Esse viés, de nítida inspiração fascista ao negar a existência do outro, de tudo aquilo que se opõe a sua ideologia e perspectiva histórica, em nome de um discurso unificador em que uma narrativa social e cultural hegemônica se faça perpetuar, sempre pela primazia de referendar os elementos de dominação de determinados grupos socias sobre outros, o que no Brasil significa a manutenção de um privilégio de raça, classe e gênero em que aquilo considerado “branco”, de origem europeia, sempre se efetiva como o referencial civilizatório que por todos deve ser, de maneira inconteste, seguido. Por isso sendo as práxis políticas e culturais negras – coletivas ou individuais – alvo de tantos ataques promovidos tanto de dentro dos órgãos institucionais do governo federal, como dos grupos civis de apoio e sustentação aos ideários racistas bolsonaristas. Desde grupos organizados de WhatsApp, das milicias digitais, passando pelos grupos de supremacistas brancos e neonazistas, até corporações midiáticas digitais e da grande imprensa, além de setores intelectuais e políticos que abraçaram de bom grado essa causa de combate ao “radicalismo negro” em terras nacionais.

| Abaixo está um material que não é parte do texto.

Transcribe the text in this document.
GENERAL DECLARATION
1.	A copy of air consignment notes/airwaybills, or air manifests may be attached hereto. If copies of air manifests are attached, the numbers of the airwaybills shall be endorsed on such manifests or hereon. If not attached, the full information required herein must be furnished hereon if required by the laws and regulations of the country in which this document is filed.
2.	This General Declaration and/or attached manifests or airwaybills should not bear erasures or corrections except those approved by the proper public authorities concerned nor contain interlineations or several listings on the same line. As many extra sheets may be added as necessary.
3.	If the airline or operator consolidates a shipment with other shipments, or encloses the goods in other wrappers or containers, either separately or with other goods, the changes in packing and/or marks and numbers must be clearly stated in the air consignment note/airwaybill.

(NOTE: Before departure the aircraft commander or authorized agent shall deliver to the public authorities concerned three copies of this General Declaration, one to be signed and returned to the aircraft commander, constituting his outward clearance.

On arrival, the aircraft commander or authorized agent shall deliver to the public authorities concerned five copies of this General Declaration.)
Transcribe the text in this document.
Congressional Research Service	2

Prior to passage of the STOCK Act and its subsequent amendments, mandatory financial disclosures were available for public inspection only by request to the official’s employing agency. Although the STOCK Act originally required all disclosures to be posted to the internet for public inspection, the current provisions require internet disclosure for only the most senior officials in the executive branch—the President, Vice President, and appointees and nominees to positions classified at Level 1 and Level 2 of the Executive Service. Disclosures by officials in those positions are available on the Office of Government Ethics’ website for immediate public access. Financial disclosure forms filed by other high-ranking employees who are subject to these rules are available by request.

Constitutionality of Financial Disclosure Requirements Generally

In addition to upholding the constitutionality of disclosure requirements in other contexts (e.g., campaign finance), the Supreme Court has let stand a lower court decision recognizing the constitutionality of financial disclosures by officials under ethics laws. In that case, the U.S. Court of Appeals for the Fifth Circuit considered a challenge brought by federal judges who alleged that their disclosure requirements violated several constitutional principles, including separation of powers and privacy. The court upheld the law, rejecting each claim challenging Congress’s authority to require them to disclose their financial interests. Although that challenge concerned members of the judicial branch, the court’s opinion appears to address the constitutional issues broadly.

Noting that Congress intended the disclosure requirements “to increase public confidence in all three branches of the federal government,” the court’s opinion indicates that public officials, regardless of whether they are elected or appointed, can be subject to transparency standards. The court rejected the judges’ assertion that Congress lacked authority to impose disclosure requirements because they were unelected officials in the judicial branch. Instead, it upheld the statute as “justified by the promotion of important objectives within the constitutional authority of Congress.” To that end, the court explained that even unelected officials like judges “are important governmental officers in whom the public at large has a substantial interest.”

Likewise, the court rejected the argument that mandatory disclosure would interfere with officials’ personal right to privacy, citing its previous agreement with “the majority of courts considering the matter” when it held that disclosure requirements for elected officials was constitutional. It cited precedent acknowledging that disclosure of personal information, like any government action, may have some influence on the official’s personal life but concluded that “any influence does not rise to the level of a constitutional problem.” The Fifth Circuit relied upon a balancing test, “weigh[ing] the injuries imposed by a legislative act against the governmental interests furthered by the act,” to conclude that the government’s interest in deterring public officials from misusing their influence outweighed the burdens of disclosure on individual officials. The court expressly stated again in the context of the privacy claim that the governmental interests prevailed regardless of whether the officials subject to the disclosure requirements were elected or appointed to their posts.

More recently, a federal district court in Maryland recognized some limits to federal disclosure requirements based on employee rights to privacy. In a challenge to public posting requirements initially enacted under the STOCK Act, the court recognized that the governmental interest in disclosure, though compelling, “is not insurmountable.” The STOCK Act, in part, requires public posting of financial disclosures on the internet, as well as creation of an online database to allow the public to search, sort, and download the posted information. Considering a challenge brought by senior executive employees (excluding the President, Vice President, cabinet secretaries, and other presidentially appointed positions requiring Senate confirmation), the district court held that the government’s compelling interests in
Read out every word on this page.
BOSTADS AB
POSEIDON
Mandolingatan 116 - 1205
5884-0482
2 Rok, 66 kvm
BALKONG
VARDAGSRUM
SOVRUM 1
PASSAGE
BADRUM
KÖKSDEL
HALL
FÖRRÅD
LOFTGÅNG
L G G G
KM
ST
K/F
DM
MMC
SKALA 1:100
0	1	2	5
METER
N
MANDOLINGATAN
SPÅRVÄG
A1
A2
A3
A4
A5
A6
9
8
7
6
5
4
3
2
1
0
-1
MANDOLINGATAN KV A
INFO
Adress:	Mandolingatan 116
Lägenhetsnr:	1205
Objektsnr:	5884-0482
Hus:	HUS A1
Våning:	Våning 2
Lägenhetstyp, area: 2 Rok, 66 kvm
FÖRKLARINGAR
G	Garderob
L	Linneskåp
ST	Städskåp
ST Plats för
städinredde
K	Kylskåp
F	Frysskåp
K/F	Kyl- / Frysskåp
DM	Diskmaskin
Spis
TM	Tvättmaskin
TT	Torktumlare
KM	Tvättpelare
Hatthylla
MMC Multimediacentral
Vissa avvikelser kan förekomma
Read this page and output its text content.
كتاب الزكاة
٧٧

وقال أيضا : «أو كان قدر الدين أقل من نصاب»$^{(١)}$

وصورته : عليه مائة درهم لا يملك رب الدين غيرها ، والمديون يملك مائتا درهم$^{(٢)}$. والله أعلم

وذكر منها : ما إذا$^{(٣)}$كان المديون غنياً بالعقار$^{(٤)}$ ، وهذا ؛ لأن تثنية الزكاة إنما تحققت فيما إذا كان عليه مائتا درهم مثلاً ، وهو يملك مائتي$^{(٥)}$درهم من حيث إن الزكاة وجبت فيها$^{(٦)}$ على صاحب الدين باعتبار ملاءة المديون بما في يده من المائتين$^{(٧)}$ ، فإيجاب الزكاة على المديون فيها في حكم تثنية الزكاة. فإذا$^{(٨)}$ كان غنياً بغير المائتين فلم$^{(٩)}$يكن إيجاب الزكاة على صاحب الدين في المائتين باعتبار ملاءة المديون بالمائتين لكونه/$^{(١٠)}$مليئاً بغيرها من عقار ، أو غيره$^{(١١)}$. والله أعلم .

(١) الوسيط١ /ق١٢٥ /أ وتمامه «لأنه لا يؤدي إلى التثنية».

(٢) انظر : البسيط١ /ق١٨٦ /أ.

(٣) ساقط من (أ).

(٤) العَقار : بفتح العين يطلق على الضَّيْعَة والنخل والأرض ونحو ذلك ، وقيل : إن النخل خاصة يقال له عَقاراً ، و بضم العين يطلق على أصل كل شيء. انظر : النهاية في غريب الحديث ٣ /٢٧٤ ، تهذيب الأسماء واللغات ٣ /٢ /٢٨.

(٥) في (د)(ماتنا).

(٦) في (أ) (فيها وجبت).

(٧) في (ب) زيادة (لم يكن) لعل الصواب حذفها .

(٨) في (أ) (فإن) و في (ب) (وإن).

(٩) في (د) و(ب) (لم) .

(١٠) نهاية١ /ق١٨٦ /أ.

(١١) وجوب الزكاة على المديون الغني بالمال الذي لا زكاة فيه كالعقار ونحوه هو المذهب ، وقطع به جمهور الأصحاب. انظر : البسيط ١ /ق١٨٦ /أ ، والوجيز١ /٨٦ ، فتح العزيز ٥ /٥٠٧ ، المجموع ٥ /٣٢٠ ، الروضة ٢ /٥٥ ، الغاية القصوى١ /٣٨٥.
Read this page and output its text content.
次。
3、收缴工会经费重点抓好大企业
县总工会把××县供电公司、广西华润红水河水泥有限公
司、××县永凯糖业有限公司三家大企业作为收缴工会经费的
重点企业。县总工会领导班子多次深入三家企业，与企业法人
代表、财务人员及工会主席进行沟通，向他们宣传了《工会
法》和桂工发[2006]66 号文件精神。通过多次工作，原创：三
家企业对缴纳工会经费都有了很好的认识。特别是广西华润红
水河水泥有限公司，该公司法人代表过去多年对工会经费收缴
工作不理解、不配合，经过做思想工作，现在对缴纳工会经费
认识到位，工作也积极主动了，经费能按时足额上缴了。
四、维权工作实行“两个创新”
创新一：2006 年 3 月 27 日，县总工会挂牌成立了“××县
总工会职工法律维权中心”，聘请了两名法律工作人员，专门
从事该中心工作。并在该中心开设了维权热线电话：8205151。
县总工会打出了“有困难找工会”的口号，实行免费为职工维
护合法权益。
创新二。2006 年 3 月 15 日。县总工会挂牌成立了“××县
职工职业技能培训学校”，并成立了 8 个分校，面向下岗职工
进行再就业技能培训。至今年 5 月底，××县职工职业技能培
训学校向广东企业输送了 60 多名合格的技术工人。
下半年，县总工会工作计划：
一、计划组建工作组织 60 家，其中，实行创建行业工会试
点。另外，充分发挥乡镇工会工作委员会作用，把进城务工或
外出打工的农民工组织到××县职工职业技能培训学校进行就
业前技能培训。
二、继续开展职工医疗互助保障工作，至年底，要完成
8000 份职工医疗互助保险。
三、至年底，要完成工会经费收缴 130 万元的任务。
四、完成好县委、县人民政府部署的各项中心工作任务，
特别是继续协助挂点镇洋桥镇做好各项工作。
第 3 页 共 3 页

Nunca houve tanto discurso de ódio e degradação as causas políticas negras, desde o período ditatorial civil-militar (1964-1985) não se tinha campanha tão explícita de desinformação e ódio, dirigida aos coletivos negros. Não havendo nem um verniz de formalidade em mascarar tal realidade, em que se defendia de fato os direitos de expressão de liberdade e de opinião aos racistas, não se condenava e muito menos se combatia o racismo, não havendo nenhuma campanha institucional ou até mesmo um conjunto de discursos nesse sentido, em – insisto – quatro anos de desgoverno Bolsonaro. Muito pelo contrário, o que tivemos foi a perseguição da intelectualidade negra, dos atores políticos e culturais oriundos das comunidades afro-brasileiras, desde as cidadãs e cidadãos mais simples, até sujeitos ativos de suas militâncias associativas e coletivas, pelo simples fato de ser e exercerem a sua humanidade, enquanto pessoas negras/pretas nascidas ou residentes no Brasil. Não sendo incomum até mesmo a morte dessas pessoas pelo fato de serem pessoas negras, num país de maioria negra, assassinadas por não condizer, por não se adequar, ao discurso e prática de se submeterem as diretrizes racistas institucionalizadas e estimuladas que pautaram o debate-embate político dos últimos anos.

Um dos exemplos dessa realidade de perseguição e, literalmente, apagamento físico e imaterial do ser negro no Brasil, de suas sapiências, lutas, pautas, reinvindicações,  resistências e (re)existências, se deu pelo desaparelhamento e sucateamento da Fundação Cultural Palmares (FCP), enquanto órgão tanto simbólico, quanto de concreta formulação de políticas publicas institucionais e geradoras de recuperação-preservação-fomentação-divulgação das diferentes formas e sentidos das culturas negras, em seus vários simbolismos e significados, como representações da existência de uma negritude brasileira radicalmente antirracista e antissistema, nada conciliatória e muito menos alienada de seu sentido de pertença coletiva e identitária, numa sociedade estruturalmente construída e desenvolvida pela negação e genocídio de suas populações “não brancas”, em especial as afrodescendentes.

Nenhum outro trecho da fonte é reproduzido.